The data depicts the exact opposite of what you are saying. As an entrepreneur, you can be “safe” knowing you will have far less chance to succeed in the EU.

These just compare market cap. As the US economy is disproportionally financialized, that outcome is hardly surprising: This was just measuring market financialization by proxy. I mean two of the largest on the left, Google and Meta, are essentially just ad companies.

Now compare companies by actual revenue:

https://en.wikipedia.org/wiki/List_of_largest_companies_in_E...

https://en.wikipedia.org/wiki/List_of_largest_companies_in_t...

I omitted the 50 years distinction because, unsurprisingly, the companies in the US are younger.

None of these are actually relevant for founders, however, as even in the US you only have a couple dozen large cap companies, but millions of founders.

What is relevant is the share of employers per capita, as that shows us how many founders actually exist.

https://data.worldbank.org/indicator/SL.EMP.MPYR.ZS?most_rec...

https://data.worldbank.org/indicator/SL.EMP.MPYR.ZS?most_rec...

  • Yes, Europe did have great entrepreneurial culture in the past, but the point of the “founded in the last 50 years” distinction is to measure how things have been going for entrepreneurs who are still alive today.

    You can’t call a region a “safe haven for entrepreneurs” if all the globally relevant entrepreneurs from that region are dead from old age.

    Remember, Europe has double the population of the US. To lag behind so dramatically in the last 50 years is absolutely something to be concerned about.

    Having to move the goalposts to the 1850s to make a point about relevant European businesses should be alarming to you.

    • Your point is well taken, but I think we need to question why Europe declined so significantly as a centre of innovation.

      A big part of it is obviously the relative effects of twentieth century wars, both hot and cold. However, we also need to be aware that in recent decades, the US has just offered a better deal for entrepreneurs than Europe. By that I mean it has been a democratic, rule-of-law-based country with relatively easy access to capital and relatively low taxes.

      It still has the last two things, of course. But the first two are also essential, long-term, and if they're eroded then the US might stop looking like a better deal.

      2 replies →

    • Lag by what measure? Cities are just better as cities, laws are annoyingly bureaucratic but actually work, your neighbour isn't likely to shoot you dead... The US does better on abstract statistics like GDP, but... GDP is biased in favour of whoever issues the global reserve currency, so that doesn't actually mean a lot unless you are specifically trying to accumulate units of global reserve currency.

      8 replies →

    • But if that is true, why does the EU actually has almost double the entrepreneurs per capita the US has, as I have linked?

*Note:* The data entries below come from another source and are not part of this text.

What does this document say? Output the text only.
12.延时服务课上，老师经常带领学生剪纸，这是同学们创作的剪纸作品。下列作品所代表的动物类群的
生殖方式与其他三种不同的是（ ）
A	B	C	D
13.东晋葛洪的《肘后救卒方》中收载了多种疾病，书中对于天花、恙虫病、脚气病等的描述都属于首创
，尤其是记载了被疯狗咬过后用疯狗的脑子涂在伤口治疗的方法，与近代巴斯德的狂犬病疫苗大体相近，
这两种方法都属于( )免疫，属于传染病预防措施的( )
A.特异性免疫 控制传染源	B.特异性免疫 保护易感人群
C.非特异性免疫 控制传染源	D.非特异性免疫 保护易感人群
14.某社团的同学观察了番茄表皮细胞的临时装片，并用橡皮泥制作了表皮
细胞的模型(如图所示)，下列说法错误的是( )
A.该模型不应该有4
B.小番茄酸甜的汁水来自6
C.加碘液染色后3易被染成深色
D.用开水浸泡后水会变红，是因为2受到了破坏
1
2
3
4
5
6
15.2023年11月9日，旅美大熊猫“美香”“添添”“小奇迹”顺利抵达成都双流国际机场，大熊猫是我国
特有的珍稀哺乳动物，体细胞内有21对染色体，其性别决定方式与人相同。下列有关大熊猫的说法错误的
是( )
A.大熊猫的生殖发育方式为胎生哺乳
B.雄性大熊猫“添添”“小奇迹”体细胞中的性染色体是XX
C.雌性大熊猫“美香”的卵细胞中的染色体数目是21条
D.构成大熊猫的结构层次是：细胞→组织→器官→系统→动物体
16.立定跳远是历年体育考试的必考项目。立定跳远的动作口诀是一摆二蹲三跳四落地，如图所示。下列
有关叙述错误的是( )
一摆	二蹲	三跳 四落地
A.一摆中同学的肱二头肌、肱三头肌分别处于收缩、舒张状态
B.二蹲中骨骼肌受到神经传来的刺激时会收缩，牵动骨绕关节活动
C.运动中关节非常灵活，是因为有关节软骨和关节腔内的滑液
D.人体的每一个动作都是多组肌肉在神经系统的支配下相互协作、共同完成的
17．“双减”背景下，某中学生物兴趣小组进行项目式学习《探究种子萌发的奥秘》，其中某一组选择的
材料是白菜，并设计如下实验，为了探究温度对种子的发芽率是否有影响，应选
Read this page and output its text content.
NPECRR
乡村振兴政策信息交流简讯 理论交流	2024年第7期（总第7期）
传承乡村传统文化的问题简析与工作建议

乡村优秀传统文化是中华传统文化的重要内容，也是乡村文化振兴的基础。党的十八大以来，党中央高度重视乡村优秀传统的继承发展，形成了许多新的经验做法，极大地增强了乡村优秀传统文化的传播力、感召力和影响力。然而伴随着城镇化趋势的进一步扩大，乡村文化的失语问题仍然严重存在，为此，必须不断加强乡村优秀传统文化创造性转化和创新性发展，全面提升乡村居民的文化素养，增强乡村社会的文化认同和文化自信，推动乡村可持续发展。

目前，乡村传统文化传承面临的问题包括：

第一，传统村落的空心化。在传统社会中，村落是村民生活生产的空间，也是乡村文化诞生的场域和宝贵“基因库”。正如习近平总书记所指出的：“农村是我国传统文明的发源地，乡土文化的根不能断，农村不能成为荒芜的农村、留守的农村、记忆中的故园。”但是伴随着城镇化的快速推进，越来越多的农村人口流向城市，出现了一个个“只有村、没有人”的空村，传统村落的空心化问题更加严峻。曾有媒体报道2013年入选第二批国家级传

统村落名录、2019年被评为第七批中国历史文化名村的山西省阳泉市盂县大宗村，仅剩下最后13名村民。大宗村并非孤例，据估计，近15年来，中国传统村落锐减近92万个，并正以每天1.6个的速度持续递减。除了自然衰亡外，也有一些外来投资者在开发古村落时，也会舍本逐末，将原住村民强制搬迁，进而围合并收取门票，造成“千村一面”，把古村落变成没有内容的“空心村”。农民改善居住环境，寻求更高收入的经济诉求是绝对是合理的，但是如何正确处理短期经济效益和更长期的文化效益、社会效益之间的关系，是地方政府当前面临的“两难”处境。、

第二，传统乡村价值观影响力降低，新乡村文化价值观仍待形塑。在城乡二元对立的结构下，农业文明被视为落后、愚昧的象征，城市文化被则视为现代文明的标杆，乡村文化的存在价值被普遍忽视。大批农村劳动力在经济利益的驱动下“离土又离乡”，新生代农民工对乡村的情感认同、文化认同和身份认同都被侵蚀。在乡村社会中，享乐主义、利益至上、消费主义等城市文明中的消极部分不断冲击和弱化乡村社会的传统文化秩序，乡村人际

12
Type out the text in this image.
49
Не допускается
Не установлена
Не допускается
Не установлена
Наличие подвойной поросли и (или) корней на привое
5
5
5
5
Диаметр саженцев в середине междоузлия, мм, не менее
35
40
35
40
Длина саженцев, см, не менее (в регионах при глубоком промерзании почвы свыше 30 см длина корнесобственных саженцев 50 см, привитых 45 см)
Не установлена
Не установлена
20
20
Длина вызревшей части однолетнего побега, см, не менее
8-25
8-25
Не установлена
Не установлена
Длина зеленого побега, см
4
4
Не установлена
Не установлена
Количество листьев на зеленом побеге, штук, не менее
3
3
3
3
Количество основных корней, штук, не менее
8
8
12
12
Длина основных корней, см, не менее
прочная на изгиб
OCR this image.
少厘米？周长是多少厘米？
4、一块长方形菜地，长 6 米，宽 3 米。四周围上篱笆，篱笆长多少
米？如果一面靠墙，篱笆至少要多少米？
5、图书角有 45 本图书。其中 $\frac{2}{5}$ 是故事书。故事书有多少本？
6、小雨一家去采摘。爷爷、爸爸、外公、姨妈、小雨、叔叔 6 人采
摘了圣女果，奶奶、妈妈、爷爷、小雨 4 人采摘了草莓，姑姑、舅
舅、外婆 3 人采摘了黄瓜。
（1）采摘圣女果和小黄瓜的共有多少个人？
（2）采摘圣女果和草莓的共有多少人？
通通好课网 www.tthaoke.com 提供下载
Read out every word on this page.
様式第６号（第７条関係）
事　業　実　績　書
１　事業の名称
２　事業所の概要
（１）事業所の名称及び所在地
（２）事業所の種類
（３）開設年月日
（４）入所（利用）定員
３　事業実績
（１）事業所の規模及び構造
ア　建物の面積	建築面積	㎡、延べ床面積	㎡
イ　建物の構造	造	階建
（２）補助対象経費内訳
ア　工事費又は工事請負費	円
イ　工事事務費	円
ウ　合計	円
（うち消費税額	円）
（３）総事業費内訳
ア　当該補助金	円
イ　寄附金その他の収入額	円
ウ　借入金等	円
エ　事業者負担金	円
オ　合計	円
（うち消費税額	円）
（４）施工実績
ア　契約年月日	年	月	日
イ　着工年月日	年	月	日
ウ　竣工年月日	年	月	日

      > Having to move the goalposts to the 1850s to make a point about relevant European businesses should be alarming to you.

      Please actually have a look at the EU list and click through to the companies. They are all directly linked in Wikipedia. The majority is from the 1980s and younger.

      1 reply →

Stop pretending that America of today is anything like America of 15 years ago

  • Please elaborate on the anti-entrepreneur shifts that have occurred in the US in the last 15 years that would disrupt this trend. I’m not aware of them.

    If this were true, 15 years would definitely be enough time to show up in some form of data you can cite about the death of American startup culture.

    • Who is talking about the last 15 years? We are talking about the last 15 weeks.

      America has jut installed a corrupt autocratic government that has immediately become mired in corruption, graft and defiance of the rule of law.

      That will have a negative effect going forward.

      17 replies →

Historical data is not great for forming an argument when the basis is that things have radically changed and historical results don't matter anymore.

How much of this is because of the US strong-arming companies in their sphere of influence? Nobody here actually forgot the MegaUpload fiasco, it's just that people pretend to forget abusive relationships.